So, what is information? Quantum Information appears as readings on the sophisticated instruments physicists use to study quantum behaviour (such as CERN’s hadron collider). These provide data that the scientists employ to yield and test complex mathematical descriptions of what has been observed. For those who adopt a physicalist model, these mathematical models are essentially true descriptions of reality, some of them even going further and suggesting that they are reality – that reality is mathematics.
But Faggin argues that they are making a fundamental epistemological error, confusing the map with the territory. And further: that the territory their models describe is not in fact the deepest physical level of the world we see around us, he argues, but rather the most primitive form of the world we experience inside us. He states: ‘I am convinced that […] quantum physics does not describe outer but inner reality’ (p. 182). This is an astonishing assertion: quantum physics models psychic rather than physical phenomena! How can he justify such a radical claim?
To flesh out these ideas into a fully comprehensible scientific theory, Faggin has worked with the physicist Giacomo Mauro D’Ariano [/], a world expert in quantum information. Quantum information is based on ‘qubits’ which can take on an infinity of different values. This is a huge contrast to the binary ‘bits’ on which computer systems are based, which are severely limited (zero or one; on or off). The information you are reading on the screen in front of you right now is made up of lots of such bits.
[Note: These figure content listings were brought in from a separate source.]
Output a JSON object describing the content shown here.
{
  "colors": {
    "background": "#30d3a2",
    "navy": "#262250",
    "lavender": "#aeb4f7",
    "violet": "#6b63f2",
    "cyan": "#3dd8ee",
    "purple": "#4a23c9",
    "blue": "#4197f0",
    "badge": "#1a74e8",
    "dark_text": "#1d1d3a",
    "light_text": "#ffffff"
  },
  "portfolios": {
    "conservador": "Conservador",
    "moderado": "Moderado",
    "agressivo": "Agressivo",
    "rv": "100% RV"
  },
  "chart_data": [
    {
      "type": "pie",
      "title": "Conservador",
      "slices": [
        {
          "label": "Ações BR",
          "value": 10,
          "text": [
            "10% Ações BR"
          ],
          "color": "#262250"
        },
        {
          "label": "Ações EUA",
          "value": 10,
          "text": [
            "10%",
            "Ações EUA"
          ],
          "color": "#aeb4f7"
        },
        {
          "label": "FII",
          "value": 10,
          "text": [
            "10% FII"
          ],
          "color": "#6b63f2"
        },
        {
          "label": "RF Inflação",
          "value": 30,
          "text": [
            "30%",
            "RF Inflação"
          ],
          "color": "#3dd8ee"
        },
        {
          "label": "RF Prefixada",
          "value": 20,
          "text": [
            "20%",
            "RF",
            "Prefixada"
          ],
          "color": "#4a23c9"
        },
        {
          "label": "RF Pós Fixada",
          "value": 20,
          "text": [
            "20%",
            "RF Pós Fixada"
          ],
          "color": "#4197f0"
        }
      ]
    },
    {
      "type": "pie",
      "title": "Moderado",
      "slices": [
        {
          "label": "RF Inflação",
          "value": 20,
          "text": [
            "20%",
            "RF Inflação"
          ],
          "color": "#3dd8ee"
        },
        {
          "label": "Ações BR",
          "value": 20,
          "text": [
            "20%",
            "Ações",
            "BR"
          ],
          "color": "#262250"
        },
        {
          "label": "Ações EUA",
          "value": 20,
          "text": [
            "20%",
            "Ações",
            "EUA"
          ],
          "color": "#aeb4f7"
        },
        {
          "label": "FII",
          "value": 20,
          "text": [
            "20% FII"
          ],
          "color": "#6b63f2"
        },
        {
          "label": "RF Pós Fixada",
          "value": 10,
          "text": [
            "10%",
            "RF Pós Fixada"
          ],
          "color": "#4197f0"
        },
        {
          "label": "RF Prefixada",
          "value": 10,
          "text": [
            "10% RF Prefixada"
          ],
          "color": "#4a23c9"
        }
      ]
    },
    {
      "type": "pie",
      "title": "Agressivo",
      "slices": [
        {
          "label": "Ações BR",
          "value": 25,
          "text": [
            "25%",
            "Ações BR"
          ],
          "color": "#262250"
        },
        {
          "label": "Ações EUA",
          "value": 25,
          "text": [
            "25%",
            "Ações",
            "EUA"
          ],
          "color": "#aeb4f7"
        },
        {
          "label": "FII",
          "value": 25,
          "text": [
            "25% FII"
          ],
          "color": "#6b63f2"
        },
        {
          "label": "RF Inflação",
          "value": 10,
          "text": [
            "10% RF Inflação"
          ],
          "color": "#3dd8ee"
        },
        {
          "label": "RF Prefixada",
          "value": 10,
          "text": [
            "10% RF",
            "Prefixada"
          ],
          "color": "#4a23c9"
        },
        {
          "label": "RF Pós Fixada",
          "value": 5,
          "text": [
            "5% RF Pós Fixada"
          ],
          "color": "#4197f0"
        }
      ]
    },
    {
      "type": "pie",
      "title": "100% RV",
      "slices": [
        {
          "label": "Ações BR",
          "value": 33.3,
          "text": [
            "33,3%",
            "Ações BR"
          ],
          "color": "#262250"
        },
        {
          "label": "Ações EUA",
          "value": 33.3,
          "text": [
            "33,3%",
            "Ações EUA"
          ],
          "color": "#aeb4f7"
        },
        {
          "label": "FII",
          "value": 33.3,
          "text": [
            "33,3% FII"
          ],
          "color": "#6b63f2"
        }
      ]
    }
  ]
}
Likewise, the information quantum physicists work with is limited to what can be expressed in bits, and so their measurements and models necessarily cannot fully express the richer quantum reality they study and represent.
If a quantum system is filled with qubit information that in principle cannot be fully known by anyone outside it, what is the point of it? After all, information informs, and if quantum information cannot be fully communicated to the scientists who are working with it, who or what can be informed?
The answer has to be the quantum system itself (p. 242). D’Ariano and Faggin’s bold assertion is that quantum systems are self-aware: they are conscious. In fact, they go further and argue that consciousness is a quantum phenomenon.[3] Their work has led them to conclude that ‘the phenomenology of a conscious experience is that of a pure quantum state as both are “irreproducible yet knowable to the system feeling it”’ (p. 167). In this way, they explain one of the great mysteries of quantum mechanics, which is its unpredictability (Is Schrodinger’s cat alive or dead?). Of course, quantum behaviour is unpredictable because a key characteristic of a conscious entity is that it has free will. It is also aware of its surroundings and will respond to the information it receives from other conscious entities, such as whether it is being observed. Hence the puzzling behaviour of quantum phenomena becomes explicable and understandable.